Ambasador Nurat zwinął pożółkły pergamin i rozpoczął od wstępu historycznego, co oczywiście nie sprzyjało skupieniu.
– Pewnie znowu mu cyrulik nawsadzał, że jak nie przestanie chlać, to nie dożyje czterdziestej wiosny. Zobacz, Arczi, jak mu się ręce trzęsą – wysyczała hrabina do diuka Artwella, który otaksował króla wzrokiem i zrobił wredny uśmiech.
– Proszę spojrzeć, jak mu oczy krwią podeszły, hrabino… Oj chcą te oczy gorzałki, chcą.
Kadi Nurat w końcu dotarł do oświadczenia zarządczyni Watenfel, Adalin Hert.
– Zatem, powołując się na podpisane traktaty o wzajemnej obronie, Mas-Tanas Hert prosi o wsparcie militarne przy odparciu agresora i wzywa Księstwo Telmonton do obrony granic republiki Belantres. – Zakończył przemówienie, zwinął dokument i schował go do skórzanego tubusu.

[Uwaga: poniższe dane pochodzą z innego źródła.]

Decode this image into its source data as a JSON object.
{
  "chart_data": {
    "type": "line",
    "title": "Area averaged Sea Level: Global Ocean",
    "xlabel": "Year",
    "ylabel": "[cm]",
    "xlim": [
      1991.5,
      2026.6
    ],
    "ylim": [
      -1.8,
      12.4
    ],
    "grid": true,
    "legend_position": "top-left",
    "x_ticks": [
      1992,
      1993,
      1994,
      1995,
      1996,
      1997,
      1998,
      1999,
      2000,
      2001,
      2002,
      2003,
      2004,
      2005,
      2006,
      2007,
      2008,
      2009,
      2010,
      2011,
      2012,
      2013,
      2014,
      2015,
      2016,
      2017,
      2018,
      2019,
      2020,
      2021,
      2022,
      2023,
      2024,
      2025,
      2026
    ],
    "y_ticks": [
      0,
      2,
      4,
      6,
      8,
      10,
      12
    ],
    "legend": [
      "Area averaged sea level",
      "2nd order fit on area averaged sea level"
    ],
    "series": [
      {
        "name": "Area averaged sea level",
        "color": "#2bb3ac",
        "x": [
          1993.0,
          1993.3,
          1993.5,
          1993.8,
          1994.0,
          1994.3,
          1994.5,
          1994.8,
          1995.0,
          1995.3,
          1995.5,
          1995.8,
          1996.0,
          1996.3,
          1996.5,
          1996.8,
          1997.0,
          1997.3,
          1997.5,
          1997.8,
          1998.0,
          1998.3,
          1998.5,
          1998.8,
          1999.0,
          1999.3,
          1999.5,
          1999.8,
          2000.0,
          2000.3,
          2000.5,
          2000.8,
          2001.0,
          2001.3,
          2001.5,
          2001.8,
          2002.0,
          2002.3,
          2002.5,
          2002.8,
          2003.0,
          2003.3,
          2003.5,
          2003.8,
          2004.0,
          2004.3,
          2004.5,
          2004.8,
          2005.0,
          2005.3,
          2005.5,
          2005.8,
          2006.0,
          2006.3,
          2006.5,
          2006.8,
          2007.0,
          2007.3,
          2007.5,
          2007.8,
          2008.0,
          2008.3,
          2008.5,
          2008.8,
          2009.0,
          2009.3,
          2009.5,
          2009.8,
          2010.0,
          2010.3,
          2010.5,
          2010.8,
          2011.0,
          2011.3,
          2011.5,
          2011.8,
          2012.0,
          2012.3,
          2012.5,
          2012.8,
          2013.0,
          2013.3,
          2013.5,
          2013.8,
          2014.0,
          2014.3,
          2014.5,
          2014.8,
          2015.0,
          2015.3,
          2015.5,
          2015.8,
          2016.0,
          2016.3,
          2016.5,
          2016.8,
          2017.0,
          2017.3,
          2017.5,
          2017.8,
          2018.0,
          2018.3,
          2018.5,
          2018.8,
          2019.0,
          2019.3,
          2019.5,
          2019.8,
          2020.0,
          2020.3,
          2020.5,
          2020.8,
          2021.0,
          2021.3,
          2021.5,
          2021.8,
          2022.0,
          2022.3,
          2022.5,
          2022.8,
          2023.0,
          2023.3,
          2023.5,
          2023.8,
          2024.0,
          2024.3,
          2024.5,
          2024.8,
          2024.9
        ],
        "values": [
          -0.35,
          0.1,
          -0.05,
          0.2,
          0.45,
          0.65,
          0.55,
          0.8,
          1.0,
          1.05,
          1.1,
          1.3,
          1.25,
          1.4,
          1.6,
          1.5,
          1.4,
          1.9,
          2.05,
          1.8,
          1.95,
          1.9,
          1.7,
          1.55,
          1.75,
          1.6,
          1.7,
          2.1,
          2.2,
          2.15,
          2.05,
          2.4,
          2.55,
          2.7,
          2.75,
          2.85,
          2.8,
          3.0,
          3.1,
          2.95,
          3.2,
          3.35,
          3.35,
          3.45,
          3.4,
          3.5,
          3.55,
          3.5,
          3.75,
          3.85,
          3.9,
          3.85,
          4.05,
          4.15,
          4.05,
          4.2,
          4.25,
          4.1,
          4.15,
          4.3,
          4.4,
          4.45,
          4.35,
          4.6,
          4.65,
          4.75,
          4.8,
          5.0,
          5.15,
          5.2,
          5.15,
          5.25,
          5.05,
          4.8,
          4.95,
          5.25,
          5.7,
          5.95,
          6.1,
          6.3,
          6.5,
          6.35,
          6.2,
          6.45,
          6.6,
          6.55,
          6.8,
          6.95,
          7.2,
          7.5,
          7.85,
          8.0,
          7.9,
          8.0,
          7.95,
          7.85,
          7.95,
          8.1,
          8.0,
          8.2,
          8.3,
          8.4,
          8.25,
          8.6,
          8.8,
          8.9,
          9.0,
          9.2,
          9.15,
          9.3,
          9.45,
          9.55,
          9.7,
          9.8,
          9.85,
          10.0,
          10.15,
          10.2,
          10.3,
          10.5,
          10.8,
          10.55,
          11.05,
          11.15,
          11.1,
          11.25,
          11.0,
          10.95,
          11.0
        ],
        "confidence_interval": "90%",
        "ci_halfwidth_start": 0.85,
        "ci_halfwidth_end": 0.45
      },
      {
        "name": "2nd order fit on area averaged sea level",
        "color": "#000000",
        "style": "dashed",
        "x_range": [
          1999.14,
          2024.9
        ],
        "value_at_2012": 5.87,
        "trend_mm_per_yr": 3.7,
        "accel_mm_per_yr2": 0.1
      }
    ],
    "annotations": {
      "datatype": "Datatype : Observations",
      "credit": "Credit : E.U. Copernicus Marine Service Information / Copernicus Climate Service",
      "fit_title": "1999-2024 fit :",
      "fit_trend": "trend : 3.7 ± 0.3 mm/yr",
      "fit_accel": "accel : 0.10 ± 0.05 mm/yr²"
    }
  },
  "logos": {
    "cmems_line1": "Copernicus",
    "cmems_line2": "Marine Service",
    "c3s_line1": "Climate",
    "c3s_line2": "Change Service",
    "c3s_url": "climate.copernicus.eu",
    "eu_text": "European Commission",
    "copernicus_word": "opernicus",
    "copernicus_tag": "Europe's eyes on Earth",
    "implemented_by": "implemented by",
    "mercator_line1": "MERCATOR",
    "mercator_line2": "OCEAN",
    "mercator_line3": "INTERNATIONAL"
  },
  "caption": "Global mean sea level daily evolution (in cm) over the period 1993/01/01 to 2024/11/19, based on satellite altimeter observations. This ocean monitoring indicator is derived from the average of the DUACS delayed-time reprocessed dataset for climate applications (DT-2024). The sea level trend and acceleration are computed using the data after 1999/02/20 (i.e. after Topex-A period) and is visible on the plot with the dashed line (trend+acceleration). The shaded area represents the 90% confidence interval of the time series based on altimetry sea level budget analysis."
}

– Czyli reasumując… – odezwał się diuk Linden, przerywając ciszę, która nastała. – Rządczyni Watenfel prosi nas o niesprowokowany atak na siły cesarstwa zgromadzone na przełęczy Iwry?
– Wojska Sungardu najpewniej niebawem przekroczą rzekę, naruszając granice waszego sojusznika. To chyba można uznać za prowokację, czyż nie?
– Ambasadorze – inicjatywę przejęła Hrabina – nie uważa pan, iż reakcja Mas-Tanas Hert jest mocno na wyrost? Rozumiem troskę o naród, ale wpierw należy użyć własnych sił, nim powoła się na zobowiązania i układy; tym bardziej, iż wojska przy Iwrze są jeszcze w rozsypce.
– Hrabino, moja Pani pragnie zapobiec rzezi na ludności osiadłej pomiędzy Watenfel a Baskirem. Niestety przy zagrożeniu atakiem od strony gór, oddziały Białych Kruków nie mogą opuścić walońskiej stolicy i jej przedmieść.
– Dlatego Belantres chce przenieść rzeź na nasze ziemie! – oburzył się diuk Artwell.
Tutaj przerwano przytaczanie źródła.